Çukobirlik, “Tarım reformu” kapsamında Tarım Satış Kooperatif ve Birliklerini yeniden düzenleyen 4572 sayılı Kanun’la 2000 yılında ilk tasfiye edilen tarımsal birliklerden biri oldu. Bu tasfiyeyle birlikte Birlik’in çiftçi lehine piyasayı regüle etme rolü elinden alınmış oldu. Diğer birçok birlik ve kooperatif gibi daha ziyade şirket tarzında işletilecek bir yapı olarak kurgulandı. Bugün alım fiyatının geçtiğimiz senenin de altında olmasını sağlayan en önemli etken bu bağlam. Ancak ne yazık ki yapılan itirazlarda kuruluşun çiftçilerle arasındaki mesafesine işaret eden ve örneğin bir demokratik yeniden yapılandırma talep eden bir öneri göremiyoruz. Hal böyle olunca tarım politikaları fiyat hesaplamalarına sıkışırken sonuçta güçlü olanın kazandığı bir pazarlık unsuru olma halini aşamıyor.

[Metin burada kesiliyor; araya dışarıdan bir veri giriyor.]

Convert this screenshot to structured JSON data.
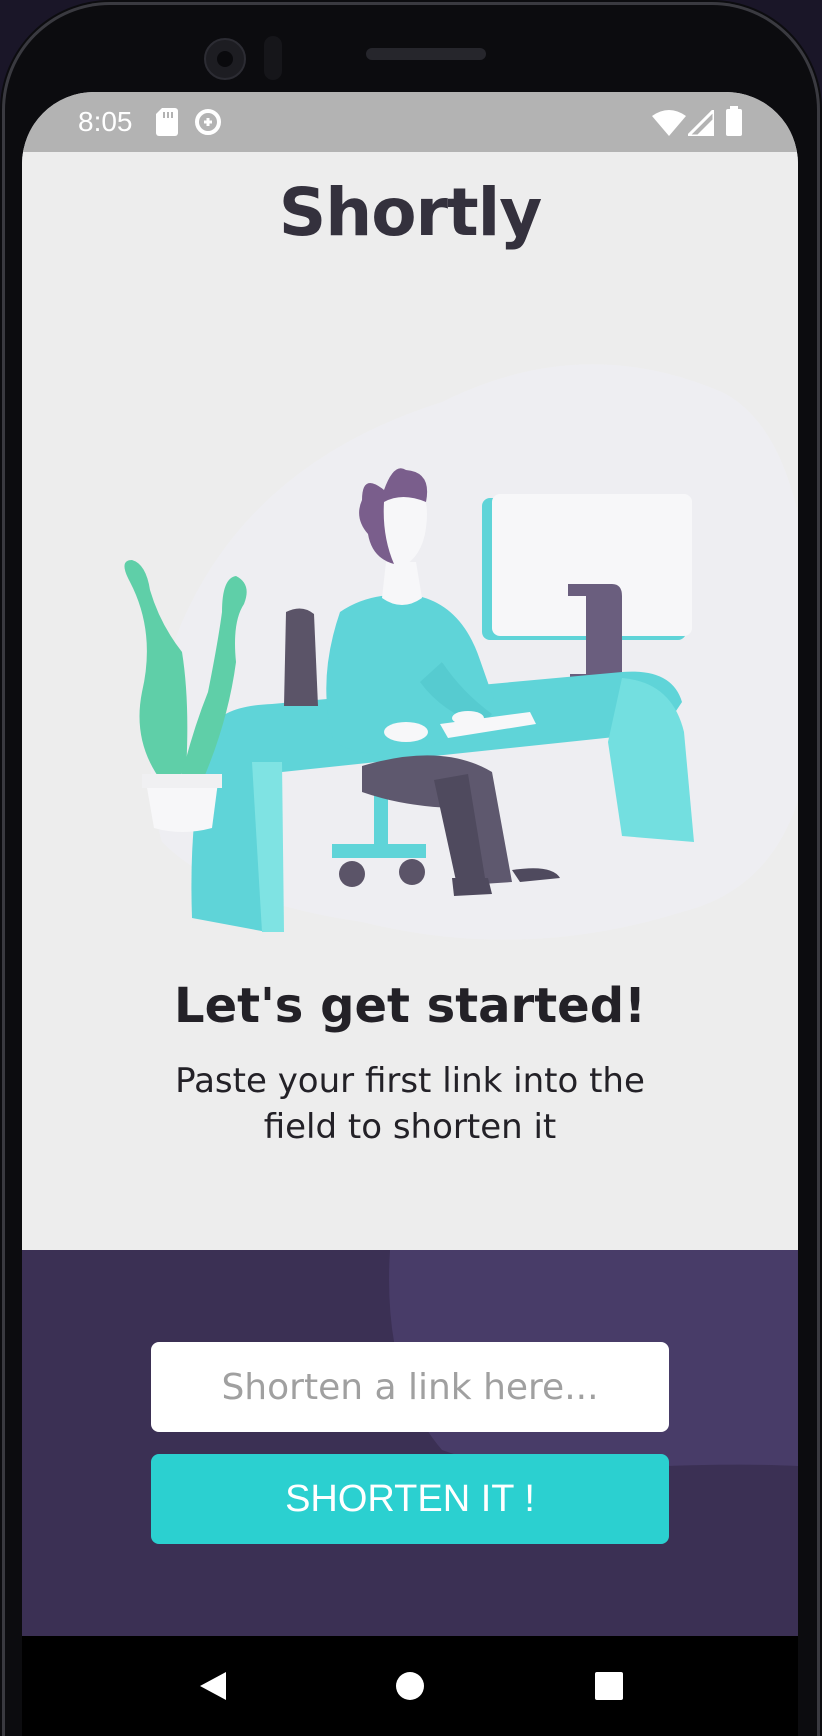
{
  "status_bar": {
    "time": "8:05",
    "left_icons": [
      "sd-card-icon",
      "data-saver-icon"
    ],
    "right_icons": [
      "wifi-icon",
      "cellular-signal-icon",
      "battery-icon"
    ]
  },
  "app": {
    "title": "Shortly",
    "illustration": "person-working-at-desk-illustration",
    "headline": "Let's get started!",
    "subtext": "Paste your first link into the field to shorten it"
  },
  "form": {
    "input_value": "",
    "input_placeholder": "Shorten a link here...",
    "button_label": "SHORTEN IT !"
  },
  "navigation_bar": {
    "buttons": [
      "back-icon",
      "home-icon",
      "recents-icon"
    ]
  },
  "colors": {
    "title_text": "#34313d",
    "panel_background": "#3b3054",
    "button_cyan": "#2bd0d0",
    "content_background": "#ededed"
  }
}
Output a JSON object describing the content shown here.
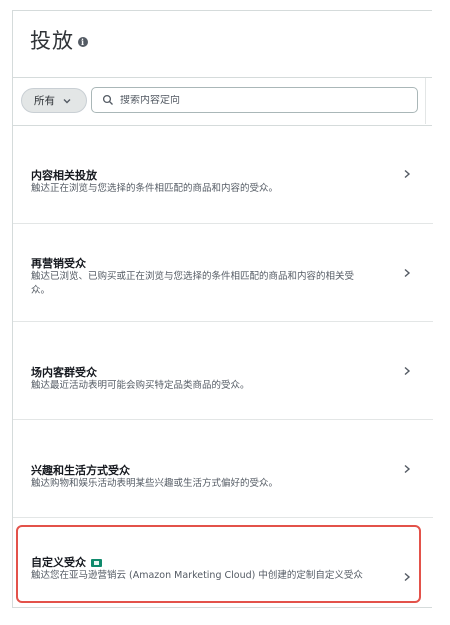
{
  "header": {
    "title": "投放",
    "info_icon": "info-icon"
  },
  "filter": {
    "selected": "所有",
    "icon": "chevron-down-icon"
  },
  "search": {
    "placeholder": "搜索内容定向",
    "icon": "search-icon"
  },
  "items": [
    {
      "title": "内容相关投放",
      "description": "触达正在浏览与您选择的条件相匹配的商品和内容的受众。"
    },
    {
      "title": "再营销受众",
      "description": "触达已浏览、已购买或正在浏览与您选择的条件相匹配的商品和内容的相关受众。"
    },
    {
      "title": "场内客群受众",
      "description": "触达最近活动表明可能会购买特定品类商品的受众。"
    },
    {
      "title": "兴趣和生活方式受众",
      "description": "触达购物和娱乐活动表明某些兴趣或生活方式偏好的受众。"
    },
    {
      "title": "自定义受众",
      "description": "触达您在亚马逊营销云 (Amazon Marketing Cloud) 中创建的定制自定义受众",
      "badge_icon": "amc-badge-icon",
      "highlighted": true
    }
  ],
  "colors": {
    "highlight_border": "#e3524a",
    "badge": "#0f8a6c"
  }
}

Şüphesiz bu üretici örgütlerinin piyasacı bir bürokratik alana sıkışmışlığı kadar bağımsız örgütlülüğü olmamasıyla ve bununla ilişkili bir biçimde üreticinin maliyet/geçim sorunlarının, itirazlarının toplumsallaşamamasıyla da ilgili. Etki alanı yaygın olduğu kadar da dağınık bir sorun kümesi karşımızda duruyor.

Dağınıklığın da müsebbibi iktidar ise bunu kendi güdümünde tutmak için elinden geleni ardına koymuyor. Örneğin geçtiğimiz günlerde ele aldığım sözleşmeli üretim yönetmeliğinde sözleşmeye taraf olmak hakkı tanınan “tarımsal amaçlı örgütleri” kendi güdümündeki yapılarla veya zirai uzmanlıkla sınırlandırıyor. Toprağı işleyenlerin, üreticilerin söz hakları bir kez daha rafa kaldırılıyor. Üreticilerin üretim, geçim ve yaşam koşulları şirketler arası bir pazarlık unsuruna dönüştürülüyor. Şirketlerin maliyetin altına fiyat belirleme cüretini aldıkları yer güçlendiriliyor.

Tarımsal alana ilişkin piyasa dışı ve bağımsız bir örgütlenmenin belirleyiciliği hiç olmadığı kadar acil. Sorunun bu boyutunu atlayan hiçbir tarım politikası eleştirisinin de anlamlı bir etkisi olmayacağı açık. Aksi takdirde Çukobirlik’ler, TMO’lar, Cargill’ler, Ferrero’lar; tekeller, bürokratlar ve ithalatçı ve ihracatçı şirketler, zincir marketler gıdamıza, emeğimize el koymayı sürdürecekler.